Since first case in 1953, ECC has progressed by leaps and bounds to the point where it has become commonplace. It is largely disposable and includes many safety systems that were not present in the early models: bubble monitor, arterial and venous filters, SaO2 and SvO2 monitoring, reservoir pump control, etc.
Off-pump surgery has demonstrated that by itself, ECC is not responsible for all the morbidity associated: coagulopathy, SIRS, neurological, renal and pulmonary complications, etc. Part of its disadvantage comes from anticoagulation, but new biocompatible systems allow for less heparinisation..

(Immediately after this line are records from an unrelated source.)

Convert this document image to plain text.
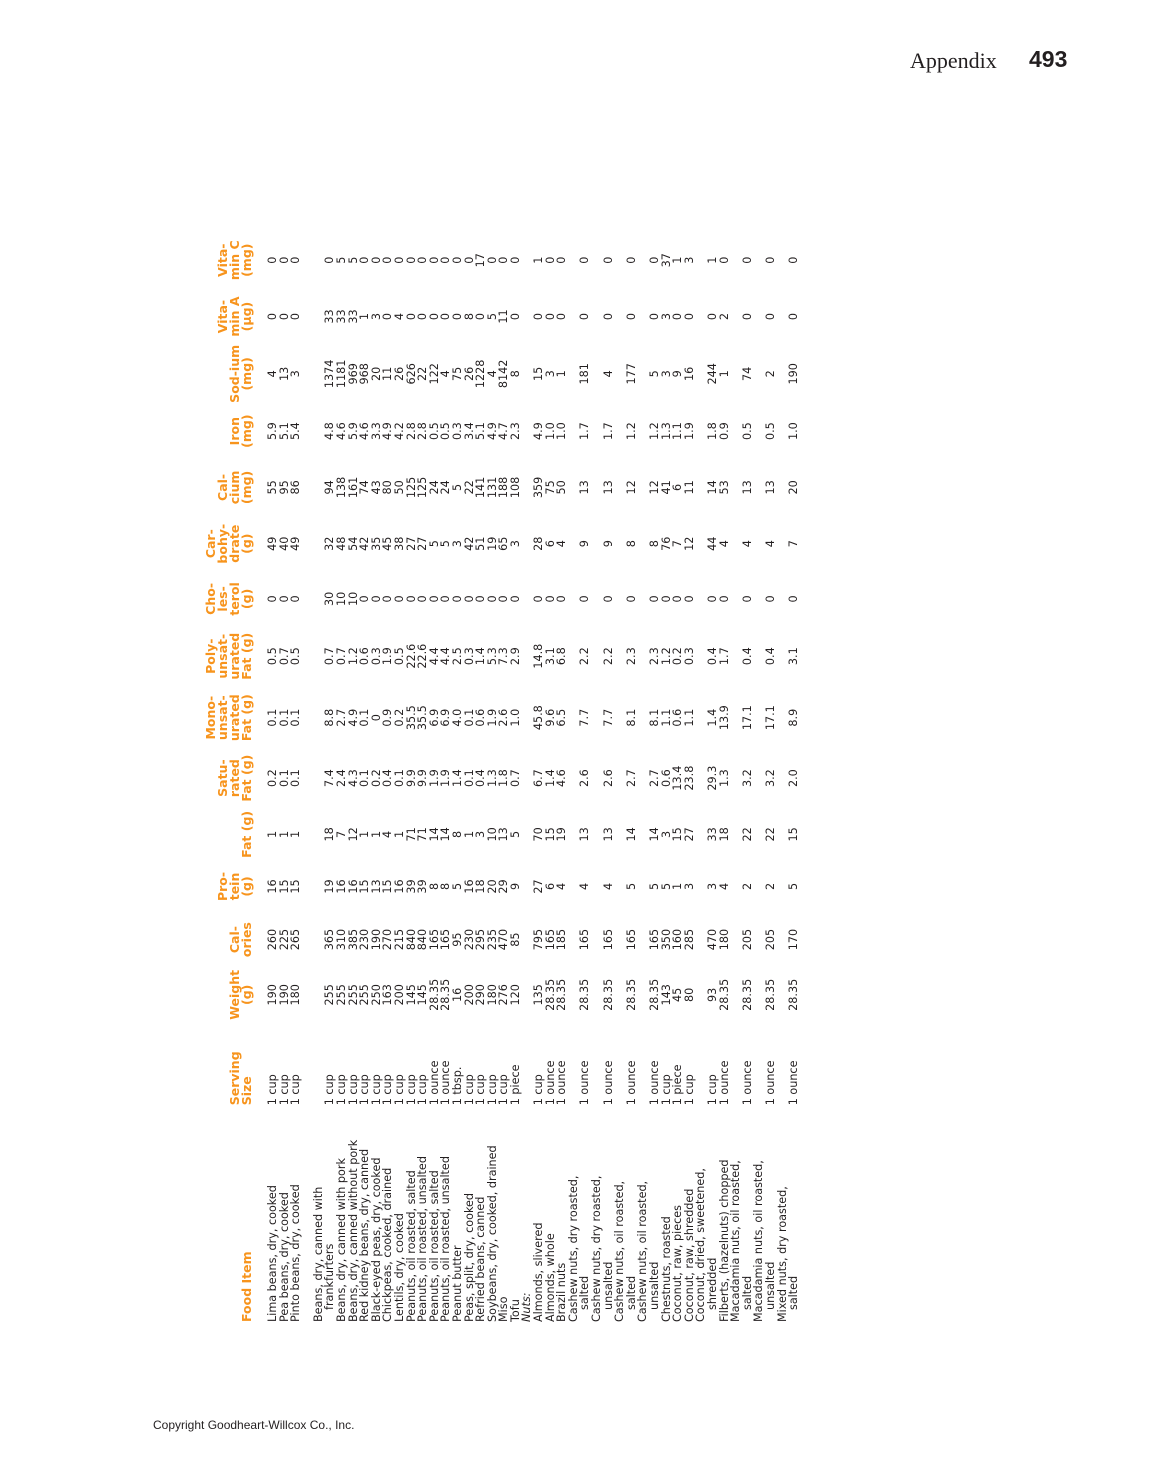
Appendix 493
Food Item	Serving Size	Weight (g)	Cal-ories	Pro-tein (g)	Fat (g)	Satu-rated Fat (g)	Mono-unsat-urated Fat (g)	Poly-unsat-urated Fat (g)	Cho-les-terol (g)	Car-bohy-drate (g)	Cal-cium (mg)	Iron (mg)	Sod-ium (mg)	Vita-min A (µg)	Vita-min C (mg)
Lima beans, dry, cooked	1 cup	190	260	16	1	0.2	0.1	0.5	0	49	55	5.9	4	0	0
Pea beans, dry, cooked	1 cup	190	225	15	1	0.1	0.1	0.7	0	40	95	5.1	13	0	0
Pinto beans, dry, cooked	1 cup	180	265	15	1	0.1	0.1	0.5	0	49	86	5.4	3	0	0
Beans, dry, canned with
frankfurters	1 cup	255	365	19	18	7.4	8.8	0.7	30	32	94	4.8	1374	33	0
Beans, dry, canned with pork	1 cup	255	310	16	7	2.4	2.7	0.7	10	48	138	4.6	1181	33	5
Beans, dry, canned without pork	1 cup	255	385	16	12	4.3	4.9	1.2	10	54	161	5.9	969	33	5
Red kidney beans, dry, canned	1 cup	255	230	15	1	0.1	0.1	0.6	0	42	74	4.6	968	1	0
Black-eyed peas, dry, cooked	1 cup	250	190	13	1	0.2	0	0.3	0	35	43	3.3	20	3	0
Chickpeas, cooked, drained	1 cup	163	270	15	4	0.4	0.9	1.9	0	45	80	4.9	11	0	0
Lentils, dry, cooked	1 cup	200	215	16	1	0.1	0.2	0.5	0	38	50	4.2	26	4	0
Peanuts, oil roasted, salted	1 cup	145	840	39	71	9.9	35.5	22.6	0	27	125	2.8	626	0	0
Peanuts, oil roasted, unsalted	1 cup	145	840	39	71	9.9	35.5	22.6	0	27	125	2.8	22	0	0
Peanuts, oil roasted, salted	1 ounce	28.35	165	8	14	1.9	6.9	4.4	0	5	24	0.5	122	0	0
Peanuts, oil roasted, unsalted	1 ounce	28.35	165	8	14	1.9	6.9	4.4	0	5	24	0.5	4	0	0
Peanut butter	1 tbsp.	16	95	5	8	1.4	4.0	2.5	0	3	5	0.3	75	0	0
Peas, split, dry, cooked	1 cup	200	230	16	1	0.1	0.1	0.3	0	42	22	3.4	26	8	0
Refried beans, canned	1 cup	290	295	18	3	0.4	0.6	1.4	0	51	141	5.1	1228	0	17
Soybeans, dry, cooked, drained	1 cup	180	235	20	10	1.3	1.9	5.3	0	19	131	4.9	4	5	0
Miso	1 cup	276	470	29	13	1.8	2.6	7.3	0	65	188	4.7	8142	11	0
Tofu	1 piece	120	85	9	5	0.7	1.0	2.9	0	3	108	2.3	8	0	0
Nuts:															
Almonds, slivered	1 cup	135	795	27	70	6.7	45.8	14.8	0	28	359	4.9	15	0	1
Almonds, whole	1 ounce	28.35	165	6	15	1.4	9.6	3.1	0	6	75	1.0	3	0	0
Brazil nuts	1 ounce	28.35	185	4	19	4.6	6.5	6.8	0	4	50	1.0	1	0	0
Cashew nuts, dry roasted,
salted	1 ounce	28.35	165	4	13	2.6	7.7	2.2	0	9	13	1.7	181	0	0
Cashew nuts, dry roasted,
unsalted	1 ounce	28.35	165	4	13	2.6	7.7	2.2	0	9	13	1.7	4	0	0
Cashew nuts, oil roasted,
salted	1 ounce	28.35	165	5	14	2.7	8.1	2.3	0	8	12	1.2	177	0	0
Cashew nuts, oil roasted,
unsalted	1 ounce	28.35	165	5	14	2.7	8.1	2.3	0	8	12	1.2	5	0	0
Chestnuts, roasted	1 cup	143	350	5	3	0.6	1.1	1.2	0	76	41	1.3	3	3	37
Coconut, raw, pieces	1 piece	45	160	1	15	13.4	0.6	0.2	0	7	6	1.1	9	0	1
Coconut, raw, shredded	1 cup	80	285	3	27	23.8	1.1	0.3	0	12	11	1.9	16	0	3
Coconut, dried, sweetened,
shredded	1 cup	93	470	3	33	29.3	1.4	0.4	0	44	14	1.8	244	0	1
Filberts, (hazelnuts) chopped	1 ounce	28.35	180	4	18	1.3	13.9	1.7	0	4	53	0.9	1	2	0
Macadamia nuts, oil roasted,
salted	1 ounce	28.35	205	2	22	3.2	17.1	0.4	0	4	13	0.5	74	0	0
Macadamia nuts, oil roasted,
unsalted	1 ounce	28.35	205	2	22	3.2	17.1	0.4	0	4	13	0.5	2	0	0
Mixed nuts, dry roasted,
salted	1 ounce	28.35	170	5	15	2.0	8.9	3.1	0	7	20	1.0	190	0	0
Copyright Goodheart-Willcox Co., Inc.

Currently, work is focused on the biocompatibility of contact surfaces, on reducing the inflammatory reaction and on the miniaturisation of the whole system. However, the management of compact systems without venous reservoirs requires increased attention, because these devices are less complicated and work on a just-in-time basis. The introduction of new computer technologies is aimed at finer management of haemodynamics and greater sophistication of control systems. By simplifying the perfusionist task, ECC extends its field of application outside cardiac surgery, such as cardiogenic shock or certain invasive thoracic and vascular operations. In these situations, however, the development of new circulatory support systems with (ECMO) or without (Impella, TandemHeart, etc.) oxygenator has replaced ECC because they are simpler to use and remain functional for a longer period (7-12 days).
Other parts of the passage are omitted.